A partir de
Homero, Ilíada (la Helena de Alessandro Baricco)
Dolorosa causante de la guerra de Troya. “Como una esclava, aquel día yo estaba en silencio, en mis habitaciones, obligada a tejer sobre una tela del color de la sangre las empresas de los troyanos y de los aqueos en aquella dolorosa guerra que se libraba por mí”.
Una amiga le anuncia una sorprendente novedad: han cesado la guerra, ahora será un desafío entere Páris y Menelao que “lucharán por ti: tu serás el premio del vencedor”.
Llora: siente nostalgia por su marido y por su patria.
Los ancianos de Troya la culpan: “No es de extrañar que los troyanos y los aqueos se maten por esa mujer, ¿no es parece una diosa? Que las naves se la lleven de aquí, a ella y a su belleza, o nunca se acabarán nuestras desgracias y las de nuestros hijos”.
Pero no todos, Príamo, rey de Troya la exculpa: “Siéntate junto a mí. Tú no tienes la culpa de nada de esto. Son los dioses los que me echaron encima esta desventura”.
Ella se culpa, sin embargo: “Oh, ojalá hubiera tenido el valor para morir antes que seguir a tu hijo hasta aquí y abandonar mi lecho conyugal y a mi hija, todavía tan niña, y a mis amadas compañeras”.
Venció Menelao. Sin embargo, la vieja hilandera que la seguía desde Esparta se le acercó para decirle que la siga hasta lo de Páris. Helena le temía. Y aunque no era lo que quería, la siguió.
Ya frente a él, le dice: “Conque has huido de la batalla… Me gustaría que hubieras muerto allí, derrotado por ese magnífico guerrero que fue mi primer esposo. Y tú, que te jactabas de ser más fuerte que él… Tendrías que volver allí y desafiarlo de nuevo, pero sabes perfectamente que sería tu fin”.
El le recuerda la primera vez que hicieron el amor, y la invita a su lecho. Ella le sigue, a él, al “hombre que todos odiaban”.
Cuando vencen los aqueos, “a Helena la encontraron en su habitación. Siguió a su antiguo marido, temblorosa: en su alma llevaba consigo el alivio por el final de su desventura y la vergüenza por lo que había sido”.

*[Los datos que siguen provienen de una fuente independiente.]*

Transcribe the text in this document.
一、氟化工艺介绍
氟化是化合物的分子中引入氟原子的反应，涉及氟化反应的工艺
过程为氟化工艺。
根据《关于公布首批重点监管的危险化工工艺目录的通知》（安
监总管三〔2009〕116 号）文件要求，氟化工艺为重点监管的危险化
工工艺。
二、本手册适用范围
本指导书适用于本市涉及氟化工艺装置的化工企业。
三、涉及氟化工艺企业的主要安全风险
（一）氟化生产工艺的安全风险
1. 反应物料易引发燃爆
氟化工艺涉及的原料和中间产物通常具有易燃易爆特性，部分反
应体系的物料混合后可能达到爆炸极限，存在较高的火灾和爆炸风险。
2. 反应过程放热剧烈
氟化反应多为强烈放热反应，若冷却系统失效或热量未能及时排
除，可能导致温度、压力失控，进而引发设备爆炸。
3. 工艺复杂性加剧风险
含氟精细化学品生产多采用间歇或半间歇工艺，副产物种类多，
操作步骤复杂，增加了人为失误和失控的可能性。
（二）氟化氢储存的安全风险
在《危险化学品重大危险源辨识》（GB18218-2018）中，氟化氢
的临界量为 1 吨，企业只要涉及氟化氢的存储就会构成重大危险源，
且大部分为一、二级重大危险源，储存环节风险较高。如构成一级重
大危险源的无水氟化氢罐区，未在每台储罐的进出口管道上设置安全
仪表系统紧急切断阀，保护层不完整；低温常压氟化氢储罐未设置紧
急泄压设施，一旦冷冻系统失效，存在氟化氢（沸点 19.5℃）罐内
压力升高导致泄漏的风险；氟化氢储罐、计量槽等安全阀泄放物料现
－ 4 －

No es la Helena culpable sin derecho a defensa, la mujer odiada de Eurípides haciéndose eco del sentir griego. No es la Helena que dice su verdad, explica las causas del odio, sabe la solución, del Eurípides que la hace hablar con su propia voz. Hay que escuchar de la mujer, de Helena, su propia voz. Es la Helena no solo culpable, sino sin voluntad y avergonzada de sí misma.